Pushing through meaningful pain is a good way to hurt yourself. However, pain doesn’t necessarily mean you need to stop exercising or halt your physical progress. It can be a signal to modify your activities.

Let’s say you have a shoulder injury, and you’re doing push-ups. Your shoulder might object to the traditional push-up position. Fortunately, you can modify the push-up in such a way — leaning against a chair or making contact on the floor with your knees — that you still get the benefits of the exercise without the strain on your shoulder.

A physical therapist trainer can be a useful resource in helping you discover the right kinds of exercise for you based on your pain and challenges.

Step 3: Coordinate exercise with breathing.

Be mindful of how (or if!) you’re breathing during exercise.

If you hold your breath during exercise, your muscles will tense up and cause more potential for injury. You also have a build-up of acid when you don’t breathe; when your oxygen level goes down, you get dizzy. You could injure yourself from both over-tensing and passing out.

An easy way to stay on top of your breath is to remember to exhale during exercise.

Step 4: Don’t ignore the warm-up.

Warm muscles don’t tear as easily as cold ones. To warm up prior to working out, you can do minor, low-impact activities that gently elevate your heart-rate and warm your muscles. You can also apply heat through heating pads or saunas.

Step 5: Save stretching for later.

You’ll get the most benefit from stretching if you stretch after your workout. Stretching afterward means you’re stretching warm muscles, which makes them stronger and more flexible.

Just like with exertion, it’s helpful to coordinate your stretches with breathing. Stretch on the exhale, and don’t bounce while you stretch. Instead, stretch gradually and hold the posture for 10 seconds.

However, it’s important to keep from stretching through injuries. Any pain you’re feeling means your muscles are trying to repair themselves, and stretching literally tears muscle fibers slightly, resulting in further injury.

Step 6: Don’t ignore recovery.

It’s crucial to give your body time to repair and recover. Every week, give yourself two or three days without extreme exertional activity. You can still move or do light exercise, but refraining from high exertion allows your system time to reset, and it lowers the likelihood of injury.

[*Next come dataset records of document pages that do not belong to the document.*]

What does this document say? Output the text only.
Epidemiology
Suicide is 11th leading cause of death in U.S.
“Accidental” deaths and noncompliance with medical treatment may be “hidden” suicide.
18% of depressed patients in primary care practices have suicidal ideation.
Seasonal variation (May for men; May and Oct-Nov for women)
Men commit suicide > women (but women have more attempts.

I like to give the example of a relief pitcher who’s exerting for 100 pitches. That’s all they do. But if they do those 100 pitches in a competitive mode, day after day without a break, they will get hurt. And these are athletes who are in the best shape possible. So give yourself at least two days of rest each week without physical strain.

Another aspect of recovery is to apply ice after strenuous exercise. If you’ve just finished playing tennis for two hours, and you have an underlying shoulder issue, ice your shoulder.

Step 7: Hydrate! (Hydrate! Hydrate!)

Hydration is a critical component of a functional immune system. Being hydrated aids in recovery. It gets necessary vitamins and minerals moving to the right places. It keeps your blood pressure appropriate. It also clears lactic acid buildup, and lets the kidneys and liver do what they need to do.

You should drink between 0.5 and 1 ounce of water per pound of body weight per day. If you’re doing a large amount of strenuous activity, you’ll need even more.

Infographic: How to Prevent Injury Before Going to the Gym

Remember How to Prevent Injuries at the Gym

Going to the gym is a common way to stay healthy, and practicing these tips on how to prevent injuries should be, too. From monitoring pain to taking time for warm up and recovery, every step in this list will help you move toward your fitness goals without the roadblock of an injury.